Export Development Canada (EDC), a Crown lending corporation, faces controversy for funding Turquoise Hill Resources. The mining firm allegedly used offshore entities to minimize the taxes it pays, including to Canada. EDC’s $1-billion-plus loan to Turquoise Hill represents nearly 1.5 percent of the lender’s assets.
EDC is also trying to repossess a Bombardier executive jet from the Gupta brothers, deadbeat friends of the ousted president of South Africa. Bombardier is another large EDC client.
Aerospace accounts for 15 percent of EDC’s finance and insurance portfolio. Bombardier is by far the largest player in this space in Canada. That creates fears that EDC unduly exposes itself and Canadian taxpayers to the risks of lending or guaranteeing lending to a large, politically important client (since it’s based in Quebec).
Bombardier went through a near-death experience courtesy the U.S. Commerce Department’s attempt to extract duties after a complaint by Boeing Inc. Washington imposed 292 percent tariffs on Bombardier’s C Series aircraft. Ultimately, the U.S. International Trade Commission ruled in favour of Bombardier.
Aircraft purchases by domestic and foreign buyers are heavily financed by government agencies such as EDC. The C Series division was given to Airbus to manufacture in Alabama before the tariffs were struck down. EDC could have been on the hook, badly, for a sales contract that fell through with Delta Airlines prior to that decision.
EDC’s mission is to finance Canadian exporters and aid Canadian firms investing or operating abroad. It had 5,749 clients in 2016. It funds ventures that are too risky for ordinary commercial banks or insurers to handle; unavoidably so, for industries such as mining.
Few nations are deemed entirely safe, uncorrupt, honest, and transparent by the World Bank and Transparency International (a global anti-corruption coalition). Mongolia, whose royalty and tax regime is unreliable, and where Turquoise Hill operates, is not one of them.
Most nations that EDC’s clients are involved with are not in turbulent or corrupt Third-World autocracies. However, even advanced economies and legal systems can be hard to navigate for naïve Canadian firms. Import restrictions, product standards, logistics, enabling counterparties in the importing nations, and language issues complicate international trade and investment.
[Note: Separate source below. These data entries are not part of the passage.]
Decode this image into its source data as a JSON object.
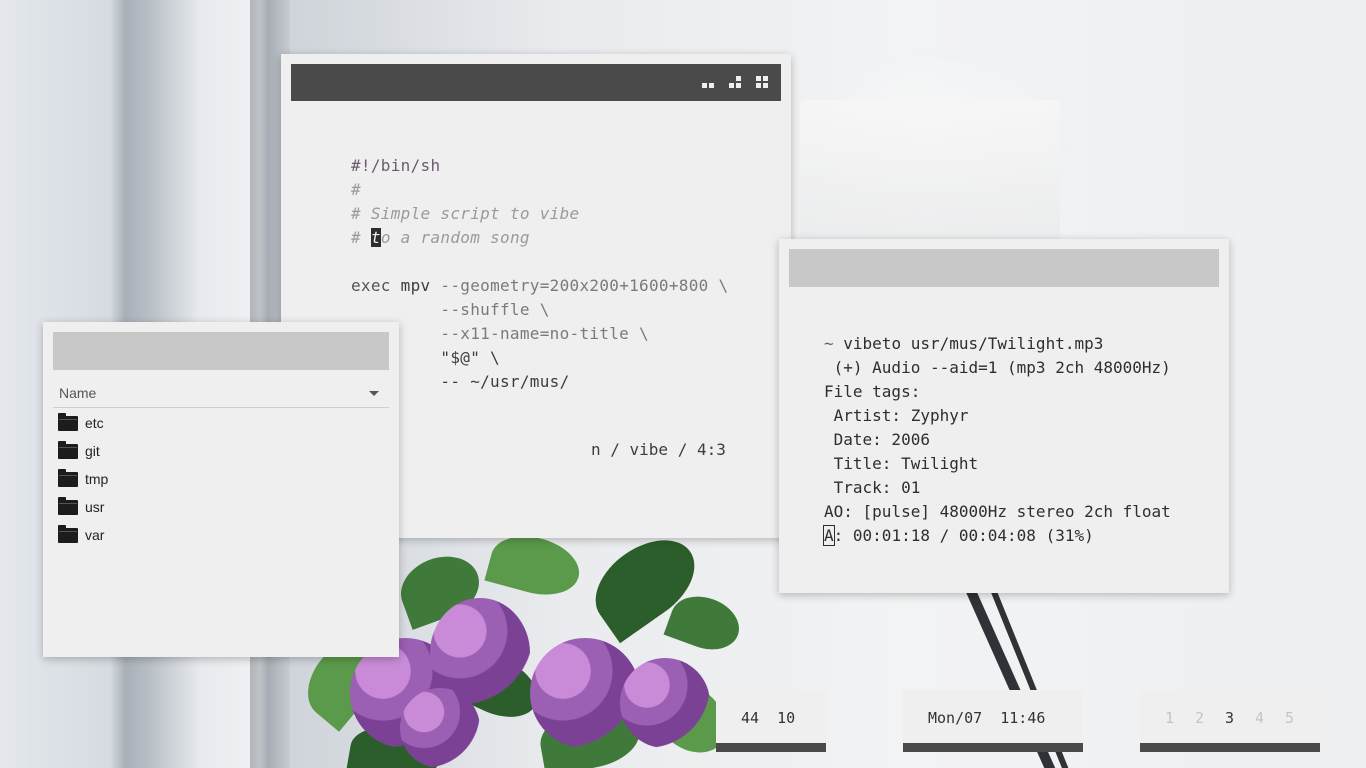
{
  "editor": {
    "title_buttons": [
      "minimize-icon",
      "tile-icon",
      "grid-icon"
    ],
    "lines": {
      "l1": "#!/bin/sh",
      "l2": "#",
      "l3": "# Simple script to vibe",
      "l4_prefix": "# ",
      "l4_cursor": "t",
      "l4_rest": "o a random song",
      "l6_exec": "exec",
      "l6_mpv": " mpv ",
      "l6_opt": "--geometry=200x200+1600+800 \\",
      "l7": "         --shuffle \\",
      "l8": "         --x11-name=no-title \\",
      "l9": "         \"$@\" \\",
      "l10": "         -- ~/usr/mus/"
    },
    "status": "n / vibe / 4:3"
  },
  "files": {
    "column_header": "Name",
    "items": [
      {
        "name": "etc"
      },
      {
        "name": "git"
      },
      {
        "name": "tmp"
      },
      {
        "name": "usr"
      },
      {
        "name": "var"
      }
    ]
  },
  "terminal": {
    "prompt": "~",
    "command": " vibeto usr/mus/Twilight.mp3",
    "lines": [
      " (+) Audio --aid=1 (mp3 2ch 48000Hz)",
      "File tags:",
      " Artist: Zyphyr",
      " Date: 2006",
      " Title: Twilight",
      " Track: 01",
      "AO: [pulse] 48000Hz stereo 2ch float"
    ],
    "progress_cursor": "A",
    "progress_rest": ": 00:01:18 / 00:04:08 (31%)"
  },
  "bars": {
    "sys": "44  10",
    "clock": "Mon/07  11:46",
    "workspaces": [
      "1",
      "2",
      "3",
      "4",
      "5"
    ],
    "active_workspace": "3"
  },
  "colors": {
    "titlebar_dark": "#4a4a4a",
    "titlebar_light": "#c8c8c8",
    "window_bg": "#efefef"
  }
}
Just securing payment for goods, or not having assets in a foreign location damaged, stolen or confiscated, is hard enough. Ensuring funds elude corrupt officials is nearly impossible. Multinational corporations spend billions of dollars globally on sales facilitation, consulting and lobbying firms and individuals. They end up spreading cash around to clinch contracts with local firms or governments.
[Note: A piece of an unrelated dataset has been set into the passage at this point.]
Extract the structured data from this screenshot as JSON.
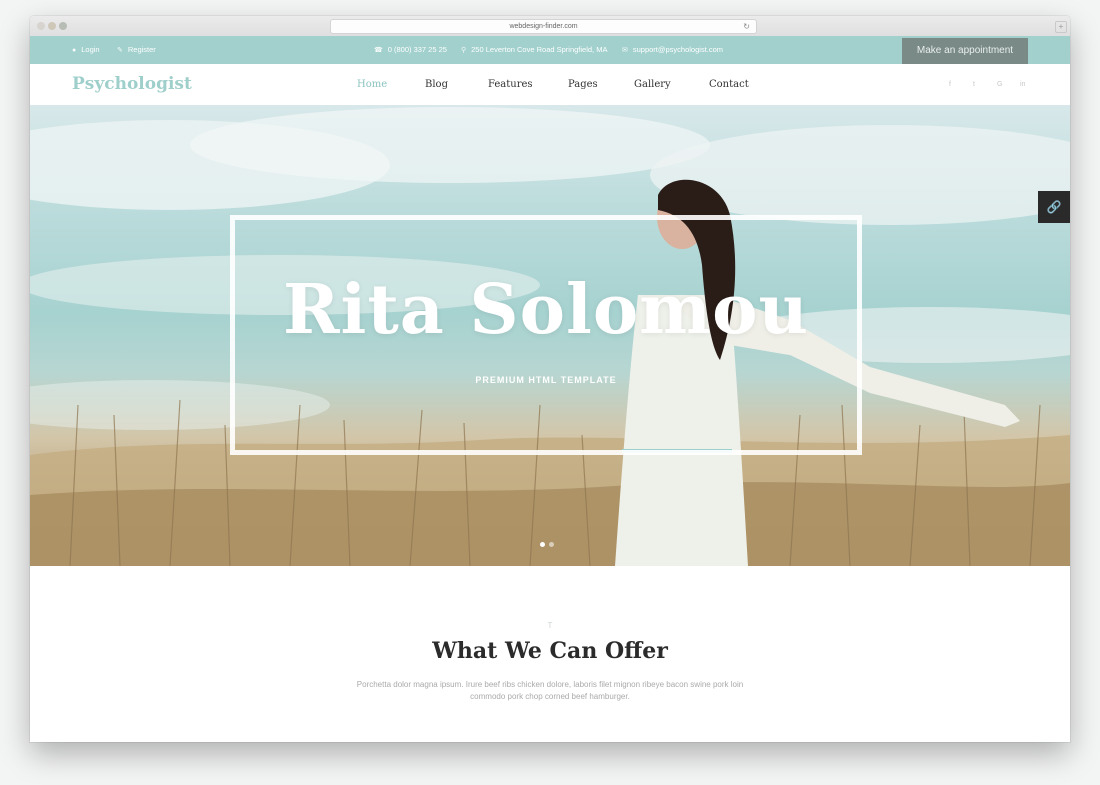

EDC plays in this vipers’ nest, hence episodes such as Turquoise Hill and the Gupta brothers may be inevitable.
While EDC recently sent a multimillion-dollar dividend to Ottawa, its true risks and implicitly assumed costs may not be fully reflected in its portfolio of loans and other investments of dubious quality or safety.
Judging by its reported financial results, EDC is quite solvent and prosperous. The company provides a great deal of disclosure, while maintaining client confidentiality, but it’s difficult for outsiders to know how much risk EDC really takes on and the nature of it.
At minimum, reinsurance or sale of some of the worst risks seems to be appropriate. As EDC is solidly profitable, growing and has a surprisingly and fairly consistently low loan loss ratio (under one percent), it’s a good candidate to launch into the private sector.
Divesting Canada’s taxpayers of this valuable financier that doubles as a political football is a plausible idea that policy-makers should put on their agenda.
Ian Madsen is a senior policy analyst with the Frontier Centre for Public Policy.